O assédio da extrema direita na ambiência das casas espíritas, por Manoel Fernandes Neto

Tempo de leitura: 4 minutos

Por Manoel Fernandes Neto

Usar a religião como forma de manipulação é uma das características dos regimes totalitários, como o fascismo

Um amigo do interior de São Paulo queixou-se de que foi obrigado a sair do grupo mediúnico e da casa dos quais participava. O assédio eleitoral em nome da “família, pátria e Deus acima de tudo” tornou sua situação insustentável. Médium de grande valor, em determinado momento foi acusado de obsessão por não concordar com o que era colocado, exposto pelo WhatsApp e presencialmente. Contou-me, resignado, que a sua saúde mental estava comprometida. Saiu para não voltar mais.

São muitos os casos parecidos. Grupos de trabalho presencial e online foram contaminados por uma lógica enviesada em relação ao Governo que se encerra; tudo ancorado nas mais estapafúrdia fakes news, produzidas para manter a narrativa do momento: Brasil, o paraíso do “homem de bem”.

Comunicado da Federação Espírita Brasileira, divulgado em outubro, com o tema “FEB e as eleições”, parece não ter conseguido atenuar a atuação de espíritas, em redes sociais e internamente nos centros, baseada naquilo que convencionou-se chamar “gabinete do ódio”; uma central que cria artes, vídeos, áudios e histórias falsas de acordo com a estratégia eleitoral. Cofrades oram de olhos fechados, mas apoiam a necropolítica.

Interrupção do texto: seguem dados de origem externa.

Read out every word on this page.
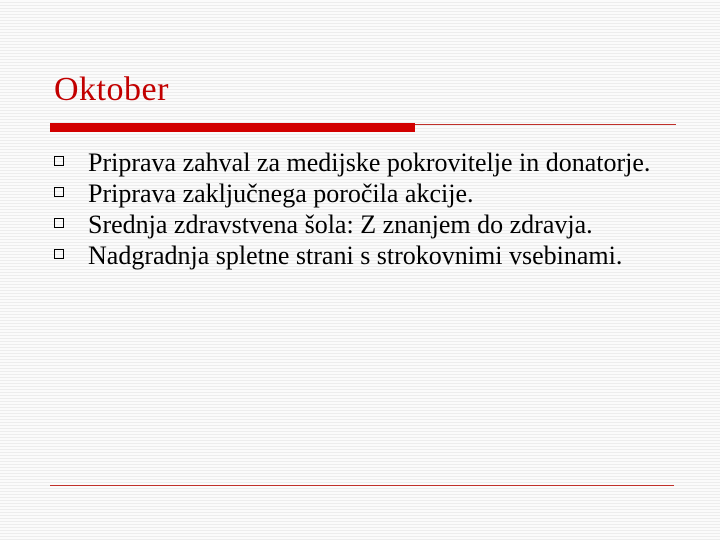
Oktober
Priprava zahval za medijske pokrovitelje in donatorje.
Priprava zaključnega poročila akcije.
Srednja zdravstvena šola: Z znanjem do zdravja.
Nadgradnja spletne strani s strokovnimi vsebinami.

A federativa, no texto, se restringiu às mensagens vindas do além túmulo; afirmou que não endossava “nenhuma manifestação espiritual, veiculada em quaisquer meios, em que se recomenda a escolha deste ou daquele candidato e conclama os espíritas ao bom senso de se avaliar os conteúdos das mensagens, recordando que não são as assinaturas de personalidades reconhecidas que lhes dão credibilidade, mas o seu conteúdo”.

Em seguida, a instituição convidou todos a ler mensagens de Emmanuel.

A FEB não abordou nada em relação a assédio político. Não disse nada sobre mensagens mentirosas que são espalhadas sem nenhum pudor. Não orientou algo que está no âmago dos fatos: o religiosismo messiânico político, importado do meio neopentecostal, que recriou a figura do salvador da pátria e da falsa luta do “bem contra o mal”.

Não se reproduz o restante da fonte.